If the pump is on at low intensity, some atoms will be excited by photons but
most will emit a photon spontaneously, in a random direction, rather than
through stimulated emission. Since most of the atoms are in the ground state,
these photons are unlikely to encounter another excited atom, and will just pass
out of the laser medium in a random direction. However, if the intensity is high
enough, a population inversion is achieved, and any photon traveling though the
gas has a much higher probability of encountering an excited atom and
stimulating emission of another identical photon. Many of these photons will
bounce back and forth between the mirrors, stimulating emission of more and
more photons on their way and producing an intense beam of collimated light.
The threshold is the point where the pump light is intense enough to ensure
that most of the atoms are in the excited state, and free to emit a photon, at
any given time.
d) (1 pt) Lasers are used in all sorts of modern technology. What characteristics of laser light
make it special and especially useful in technology (try to give examples of where this
feature is made use of in your everyday life)? In your description of the characteristics,
explain why the physics of how lasers work produce these characteristics.

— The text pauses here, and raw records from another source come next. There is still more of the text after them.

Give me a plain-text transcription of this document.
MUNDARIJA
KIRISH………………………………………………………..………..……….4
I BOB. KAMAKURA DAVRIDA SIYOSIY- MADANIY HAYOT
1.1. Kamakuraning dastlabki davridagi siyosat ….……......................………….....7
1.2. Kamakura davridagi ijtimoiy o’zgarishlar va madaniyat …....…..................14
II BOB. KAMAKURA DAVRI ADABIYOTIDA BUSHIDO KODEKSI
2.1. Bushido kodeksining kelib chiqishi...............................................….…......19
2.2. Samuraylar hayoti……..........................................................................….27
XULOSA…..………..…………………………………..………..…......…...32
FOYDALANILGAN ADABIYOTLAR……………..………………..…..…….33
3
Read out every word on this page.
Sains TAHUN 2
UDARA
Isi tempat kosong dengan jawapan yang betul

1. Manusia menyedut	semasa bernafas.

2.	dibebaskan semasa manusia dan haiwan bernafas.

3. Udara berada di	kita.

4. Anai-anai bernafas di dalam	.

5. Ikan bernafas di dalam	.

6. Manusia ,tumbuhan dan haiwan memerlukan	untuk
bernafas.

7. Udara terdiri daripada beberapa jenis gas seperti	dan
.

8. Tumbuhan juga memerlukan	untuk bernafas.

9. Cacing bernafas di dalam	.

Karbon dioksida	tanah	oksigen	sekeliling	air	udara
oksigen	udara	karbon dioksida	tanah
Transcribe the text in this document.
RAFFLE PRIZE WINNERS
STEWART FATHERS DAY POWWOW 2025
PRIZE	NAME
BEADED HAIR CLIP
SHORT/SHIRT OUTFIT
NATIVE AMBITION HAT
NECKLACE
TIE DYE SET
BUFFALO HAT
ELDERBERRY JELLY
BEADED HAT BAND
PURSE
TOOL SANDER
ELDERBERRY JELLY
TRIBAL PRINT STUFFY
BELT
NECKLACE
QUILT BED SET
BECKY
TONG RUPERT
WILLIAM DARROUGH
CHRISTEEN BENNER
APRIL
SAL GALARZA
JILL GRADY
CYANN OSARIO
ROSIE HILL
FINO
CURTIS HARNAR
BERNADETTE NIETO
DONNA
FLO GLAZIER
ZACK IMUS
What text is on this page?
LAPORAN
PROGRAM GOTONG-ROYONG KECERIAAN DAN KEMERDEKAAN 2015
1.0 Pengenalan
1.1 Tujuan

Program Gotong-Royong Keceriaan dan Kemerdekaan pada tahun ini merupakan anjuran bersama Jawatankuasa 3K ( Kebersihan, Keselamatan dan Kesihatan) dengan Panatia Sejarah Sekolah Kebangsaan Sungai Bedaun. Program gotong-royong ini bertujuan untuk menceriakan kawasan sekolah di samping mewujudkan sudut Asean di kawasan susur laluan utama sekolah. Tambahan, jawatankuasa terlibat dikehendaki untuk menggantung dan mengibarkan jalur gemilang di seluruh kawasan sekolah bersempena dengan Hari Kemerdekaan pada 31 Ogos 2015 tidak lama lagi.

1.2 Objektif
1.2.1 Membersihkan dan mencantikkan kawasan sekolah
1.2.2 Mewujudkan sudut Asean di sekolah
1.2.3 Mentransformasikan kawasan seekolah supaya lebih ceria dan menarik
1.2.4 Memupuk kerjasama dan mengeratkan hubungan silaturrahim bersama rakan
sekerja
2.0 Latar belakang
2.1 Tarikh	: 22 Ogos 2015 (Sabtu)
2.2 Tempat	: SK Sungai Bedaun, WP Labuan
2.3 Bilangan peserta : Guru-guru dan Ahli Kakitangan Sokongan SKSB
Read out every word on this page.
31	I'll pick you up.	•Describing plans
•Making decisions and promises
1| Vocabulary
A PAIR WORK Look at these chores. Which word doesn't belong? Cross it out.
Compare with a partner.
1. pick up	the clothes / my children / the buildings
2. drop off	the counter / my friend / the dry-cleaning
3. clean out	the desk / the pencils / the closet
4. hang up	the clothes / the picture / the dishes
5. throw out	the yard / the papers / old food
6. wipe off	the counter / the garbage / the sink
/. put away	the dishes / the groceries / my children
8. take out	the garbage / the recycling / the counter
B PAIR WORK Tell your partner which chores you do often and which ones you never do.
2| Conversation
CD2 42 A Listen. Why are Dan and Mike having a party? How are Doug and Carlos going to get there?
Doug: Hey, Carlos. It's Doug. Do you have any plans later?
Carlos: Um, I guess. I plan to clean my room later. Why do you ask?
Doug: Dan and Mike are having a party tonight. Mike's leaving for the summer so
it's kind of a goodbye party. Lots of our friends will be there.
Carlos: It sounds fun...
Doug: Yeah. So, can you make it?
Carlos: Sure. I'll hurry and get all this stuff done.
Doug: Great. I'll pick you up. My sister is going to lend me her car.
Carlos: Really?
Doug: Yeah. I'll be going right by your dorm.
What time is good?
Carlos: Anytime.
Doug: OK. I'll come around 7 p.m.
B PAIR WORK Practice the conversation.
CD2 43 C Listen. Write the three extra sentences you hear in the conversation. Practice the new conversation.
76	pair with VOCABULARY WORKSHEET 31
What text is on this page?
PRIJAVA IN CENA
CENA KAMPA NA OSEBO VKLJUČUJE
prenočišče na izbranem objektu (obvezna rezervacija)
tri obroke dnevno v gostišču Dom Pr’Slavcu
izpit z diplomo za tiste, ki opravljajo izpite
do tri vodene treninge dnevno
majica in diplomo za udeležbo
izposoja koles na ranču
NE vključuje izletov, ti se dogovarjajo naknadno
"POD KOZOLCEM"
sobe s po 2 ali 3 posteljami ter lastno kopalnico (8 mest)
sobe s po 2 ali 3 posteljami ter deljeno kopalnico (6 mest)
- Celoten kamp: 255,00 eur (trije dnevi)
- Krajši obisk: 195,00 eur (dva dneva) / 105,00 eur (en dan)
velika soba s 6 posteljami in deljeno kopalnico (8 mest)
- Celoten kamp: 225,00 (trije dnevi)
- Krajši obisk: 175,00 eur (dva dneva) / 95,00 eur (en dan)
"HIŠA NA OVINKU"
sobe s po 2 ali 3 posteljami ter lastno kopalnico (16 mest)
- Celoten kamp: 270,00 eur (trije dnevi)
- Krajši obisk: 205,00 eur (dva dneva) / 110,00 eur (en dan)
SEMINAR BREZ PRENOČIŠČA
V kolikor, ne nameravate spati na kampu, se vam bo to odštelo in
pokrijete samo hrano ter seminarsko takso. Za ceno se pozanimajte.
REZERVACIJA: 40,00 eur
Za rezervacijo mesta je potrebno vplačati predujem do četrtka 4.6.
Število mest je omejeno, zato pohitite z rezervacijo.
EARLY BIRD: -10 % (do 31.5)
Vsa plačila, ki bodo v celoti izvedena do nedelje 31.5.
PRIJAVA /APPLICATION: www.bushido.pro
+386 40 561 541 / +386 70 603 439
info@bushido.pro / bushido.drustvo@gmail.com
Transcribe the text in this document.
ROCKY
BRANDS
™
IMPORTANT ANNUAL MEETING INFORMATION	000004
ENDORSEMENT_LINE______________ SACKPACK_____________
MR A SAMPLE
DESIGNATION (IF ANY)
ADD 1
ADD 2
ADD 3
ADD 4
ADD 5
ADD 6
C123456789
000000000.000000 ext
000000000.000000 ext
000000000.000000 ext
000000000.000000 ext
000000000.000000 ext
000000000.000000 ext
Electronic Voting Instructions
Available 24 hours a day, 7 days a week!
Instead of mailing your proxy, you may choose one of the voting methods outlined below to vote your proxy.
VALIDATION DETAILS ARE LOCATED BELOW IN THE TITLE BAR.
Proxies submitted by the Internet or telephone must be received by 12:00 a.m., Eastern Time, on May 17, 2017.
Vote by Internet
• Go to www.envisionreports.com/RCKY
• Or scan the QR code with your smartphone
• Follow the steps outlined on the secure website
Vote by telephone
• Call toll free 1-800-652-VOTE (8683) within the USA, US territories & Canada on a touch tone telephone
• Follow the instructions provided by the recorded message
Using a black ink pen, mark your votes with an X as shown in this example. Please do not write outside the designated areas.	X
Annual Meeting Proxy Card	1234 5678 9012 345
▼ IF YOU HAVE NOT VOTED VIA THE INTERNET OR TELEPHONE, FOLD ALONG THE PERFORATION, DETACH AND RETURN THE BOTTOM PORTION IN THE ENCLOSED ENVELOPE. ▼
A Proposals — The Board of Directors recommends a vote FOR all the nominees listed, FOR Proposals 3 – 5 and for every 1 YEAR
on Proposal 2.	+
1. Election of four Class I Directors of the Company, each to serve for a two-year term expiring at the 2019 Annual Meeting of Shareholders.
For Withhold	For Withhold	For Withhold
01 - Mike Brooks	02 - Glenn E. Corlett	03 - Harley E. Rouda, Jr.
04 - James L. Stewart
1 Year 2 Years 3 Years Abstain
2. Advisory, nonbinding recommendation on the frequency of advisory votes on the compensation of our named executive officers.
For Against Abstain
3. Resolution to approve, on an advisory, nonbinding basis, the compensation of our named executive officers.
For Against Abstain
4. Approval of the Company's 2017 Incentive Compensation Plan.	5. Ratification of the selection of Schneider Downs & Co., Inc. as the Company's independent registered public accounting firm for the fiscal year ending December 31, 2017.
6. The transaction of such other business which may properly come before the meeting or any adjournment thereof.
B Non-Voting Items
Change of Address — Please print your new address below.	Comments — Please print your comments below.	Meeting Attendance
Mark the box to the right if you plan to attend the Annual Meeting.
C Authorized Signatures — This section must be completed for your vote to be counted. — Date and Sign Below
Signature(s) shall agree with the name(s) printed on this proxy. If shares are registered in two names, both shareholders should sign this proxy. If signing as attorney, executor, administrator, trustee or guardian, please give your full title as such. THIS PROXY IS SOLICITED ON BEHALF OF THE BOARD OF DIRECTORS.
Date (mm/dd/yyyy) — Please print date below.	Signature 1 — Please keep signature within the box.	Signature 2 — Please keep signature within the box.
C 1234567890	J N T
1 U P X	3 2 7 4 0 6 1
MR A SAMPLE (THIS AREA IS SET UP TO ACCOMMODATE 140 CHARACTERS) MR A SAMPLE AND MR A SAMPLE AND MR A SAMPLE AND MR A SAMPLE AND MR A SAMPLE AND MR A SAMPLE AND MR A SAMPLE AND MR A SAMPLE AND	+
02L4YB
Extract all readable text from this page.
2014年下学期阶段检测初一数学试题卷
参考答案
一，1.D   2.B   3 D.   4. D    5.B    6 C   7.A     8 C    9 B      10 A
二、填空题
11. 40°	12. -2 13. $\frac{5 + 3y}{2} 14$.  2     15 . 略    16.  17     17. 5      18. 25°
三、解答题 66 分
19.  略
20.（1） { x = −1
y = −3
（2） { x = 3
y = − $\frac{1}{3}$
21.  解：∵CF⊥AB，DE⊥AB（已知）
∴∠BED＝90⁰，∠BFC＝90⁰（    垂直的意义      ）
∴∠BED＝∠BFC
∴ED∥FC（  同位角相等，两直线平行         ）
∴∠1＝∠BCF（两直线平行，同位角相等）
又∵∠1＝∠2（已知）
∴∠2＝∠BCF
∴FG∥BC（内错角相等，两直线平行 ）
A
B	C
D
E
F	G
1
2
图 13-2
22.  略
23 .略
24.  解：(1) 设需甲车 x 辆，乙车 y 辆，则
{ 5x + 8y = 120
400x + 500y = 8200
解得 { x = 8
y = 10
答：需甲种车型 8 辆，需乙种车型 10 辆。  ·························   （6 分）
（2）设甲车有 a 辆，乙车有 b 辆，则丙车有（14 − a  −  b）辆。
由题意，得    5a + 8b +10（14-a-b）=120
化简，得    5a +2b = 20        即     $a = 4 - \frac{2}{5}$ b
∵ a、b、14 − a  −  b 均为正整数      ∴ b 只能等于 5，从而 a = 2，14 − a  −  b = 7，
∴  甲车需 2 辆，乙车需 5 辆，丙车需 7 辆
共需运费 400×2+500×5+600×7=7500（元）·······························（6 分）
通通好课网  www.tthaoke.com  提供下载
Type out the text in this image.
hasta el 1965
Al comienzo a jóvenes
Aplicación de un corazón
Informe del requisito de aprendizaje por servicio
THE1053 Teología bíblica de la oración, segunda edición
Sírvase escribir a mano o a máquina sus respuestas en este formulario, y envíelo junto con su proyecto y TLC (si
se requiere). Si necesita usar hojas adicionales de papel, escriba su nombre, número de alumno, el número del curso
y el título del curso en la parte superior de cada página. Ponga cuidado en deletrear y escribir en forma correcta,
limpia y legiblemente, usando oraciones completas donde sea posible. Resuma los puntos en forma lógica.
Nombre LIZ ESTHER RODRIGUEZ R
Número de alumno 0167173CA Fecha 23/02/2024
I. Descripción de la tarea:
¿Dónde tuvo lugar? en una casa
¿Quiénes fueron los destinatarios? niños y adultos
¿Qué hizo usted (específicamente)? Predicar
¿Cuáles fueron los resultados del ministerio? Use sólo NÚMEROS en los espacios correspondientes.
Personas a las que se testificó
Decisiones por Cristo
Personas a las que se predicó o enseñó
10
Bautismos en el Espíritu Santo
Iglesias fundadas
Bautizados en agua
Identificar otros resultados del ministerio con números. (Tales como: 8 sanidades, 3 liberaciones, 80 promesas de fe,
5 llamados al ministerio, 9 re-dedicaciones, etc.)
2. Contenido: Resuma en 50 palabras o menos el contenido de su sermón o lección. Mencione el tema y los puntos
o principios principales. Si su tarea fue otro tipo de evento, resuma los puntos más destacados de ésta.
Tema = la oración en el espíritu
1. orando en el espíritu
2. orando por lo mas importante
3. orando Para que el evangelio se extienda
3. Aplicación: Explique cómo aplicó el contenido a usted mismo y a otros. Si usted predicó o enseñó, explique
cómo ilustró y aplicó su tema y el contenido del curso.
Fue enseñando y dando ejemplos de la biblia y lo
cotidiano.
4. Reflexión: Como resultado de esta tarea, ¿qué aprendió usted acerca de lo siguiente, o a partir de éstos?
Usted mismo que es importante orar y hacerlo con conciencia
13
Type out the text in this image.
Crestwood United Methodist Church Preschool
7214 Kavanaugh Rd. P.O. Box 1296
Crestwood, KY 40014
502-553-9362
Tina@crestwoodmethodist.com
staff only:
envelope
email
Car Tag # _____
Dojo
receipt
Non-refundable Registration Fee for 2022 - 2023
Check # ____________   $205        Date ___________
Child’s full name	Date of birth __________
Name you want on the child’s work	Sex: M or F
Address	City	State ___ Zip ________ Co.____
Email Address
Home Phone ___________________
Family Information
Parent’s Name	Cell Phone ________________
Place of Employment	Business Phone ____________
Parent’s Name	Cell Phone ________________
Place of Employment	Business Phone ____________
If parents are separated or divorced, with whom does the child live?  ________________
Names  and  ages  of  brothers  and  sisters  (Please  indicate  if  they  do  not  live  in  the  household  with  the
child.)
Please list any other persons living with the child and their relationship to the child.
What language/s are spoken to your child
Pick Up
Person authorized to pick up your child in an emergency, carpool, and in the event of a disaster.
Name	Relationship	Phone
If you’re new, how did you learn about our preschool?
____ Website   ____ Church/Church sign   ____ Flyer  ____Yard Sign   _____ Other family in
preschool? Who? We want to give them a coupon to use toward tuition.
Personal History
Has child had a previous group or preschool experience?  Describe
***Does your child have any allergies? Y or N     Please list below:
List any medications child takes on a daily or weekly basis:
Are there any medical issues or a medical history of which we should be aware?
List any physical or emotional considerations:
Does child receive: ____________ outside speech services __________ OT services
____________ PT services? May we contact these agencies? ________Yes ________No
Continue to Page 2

Laser beams are light of all the same wavelength (monochromatic) with all of
the light traveling in the same direction (well-collimated) and all of the light has
the same phase (the wave of light created by any one atom photon is exactly in
step with the rest of the light). These are all characteristics that are
associated with stimulated emission (spontaneous emission is not guaranteed to
do any of these things). Stimulated emission occurs when a photon, passing by
an excited atom, stimulates an atom to emit a photon of the same wavelength, in
the same direction, and of the same phase (in step with the other photon).